Identität
Ich werde gefragt, wie viel Prozent ich mich als Ukrainer fühle. 100%? 80%? 70, 10%? Hat sich daran etwas geändert, 1 Jahr nach dem Krieg? Keine Ahnung. Ich mag amerikanisches Kino, japanische Musik, Schweizer Bier und ukrainische Küche. Doppelbürgerschaft gibt es doch in der Schweiz? Ich brauche Vierfachbürgerschaft oder noch besser: Vielfachbürgerschaft.
Fondue
Mein Lieblingsgericht 1 Jahr nach dem Krieg: Fondue. Das macht so richtig satt. Man spürt das Gericht im Magen. Der Käse ist im Körper physisch anwesend. Noch besser ist Fondue mit Fleisch.

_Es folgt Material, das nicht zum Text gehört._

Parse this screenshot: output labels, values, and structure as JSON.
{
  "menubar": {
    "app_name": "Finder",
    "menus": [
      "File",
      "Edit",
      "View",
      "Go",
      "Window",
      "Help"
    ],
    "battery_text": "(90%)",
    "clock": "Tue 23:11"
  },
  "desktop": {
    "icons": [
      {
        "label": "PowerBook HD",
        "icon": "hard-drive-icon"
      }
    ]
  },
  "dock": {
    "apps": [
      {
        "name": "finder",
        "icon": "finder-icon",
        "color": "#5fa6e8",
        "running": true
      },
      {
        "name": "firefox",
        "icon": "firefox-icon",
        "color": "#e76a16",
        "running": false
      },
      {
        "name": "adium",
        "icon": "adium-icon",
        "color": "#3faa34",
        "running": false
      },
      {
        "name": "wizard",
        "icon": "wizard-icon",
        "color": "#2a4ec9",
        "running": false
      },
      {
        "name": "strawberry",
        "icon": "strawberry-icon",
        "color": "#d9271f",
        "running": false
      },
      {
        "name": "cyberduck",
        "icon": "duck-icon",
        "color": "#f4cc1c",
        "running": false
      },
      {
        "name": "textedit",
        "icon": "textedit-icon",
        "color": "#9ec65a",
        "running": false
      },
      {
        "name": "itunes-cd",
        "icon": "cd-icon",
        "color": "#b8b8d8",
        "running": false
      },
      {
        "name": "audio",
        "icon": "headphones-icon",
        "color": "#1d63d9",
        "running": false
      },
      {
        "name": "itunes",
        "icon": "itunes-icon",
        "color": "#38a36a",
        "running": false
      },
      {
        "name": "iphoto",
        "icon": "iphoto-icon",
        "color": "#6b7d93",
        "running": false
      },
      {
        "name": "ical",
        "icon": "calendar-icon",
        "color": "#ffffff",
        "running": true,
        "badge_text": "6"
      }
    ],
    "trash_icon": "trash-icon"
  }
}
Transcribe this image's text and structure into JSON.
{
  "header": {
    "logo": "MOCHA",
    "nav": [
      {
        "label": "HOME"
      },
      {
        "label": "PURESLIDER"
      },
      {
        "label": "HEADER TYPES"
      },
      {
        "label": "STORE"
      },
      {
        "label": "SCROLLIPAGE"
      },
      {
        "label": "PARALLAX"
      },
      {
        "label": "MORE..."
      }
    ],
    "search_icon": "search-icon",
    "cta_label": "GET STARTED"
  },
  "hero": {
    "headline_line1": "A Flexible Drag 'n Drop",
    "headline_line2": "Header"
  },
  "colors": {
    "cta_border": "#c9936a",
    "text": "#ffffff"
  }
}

Das Fleisch liegt im Magen wie ein müder Hund, dem man zufrieden mit der Hand über den Kopf streicht.
Paris
Grossmutter ist jetzt in Paris, liest täglich Zeitung und ist wütend.
Crêpes Gourmandes
Ich habe nach 1 Jahr in der Schweiz gelernt: Es ist nicht so wichtig, was man isst. Viel wichtiger ist es, mit wem man isst. Oder vielleicht ist mir das einfach nochmals klar geworden. Auch, dass das Essen hier doch abwechslungsreicher ist, als gedacht. Die italienischen und französischen Einflüsse habe ich anfangs versucht auszuklammern. In Lausanne gibt es zum Beispiel die besten Crêpes Gourmandes und die Menschen dort sind auch nett.
Heimat
Meine Freunde suche ich mir inzwischen nicht mehr selbst aus: Ich lebe im Flüchtlingslager. Über Kunst kann ich mich hier mit niemandem austauschen, aber der Koch ist nett. Eines Abends kocht er mit viel Liebe den Borschtsch meiner Grossmutter, den ich so sehr vermisst habe. Mit roter Beete, Kabis, Kartoffeln, Rindfleisch und Karotten.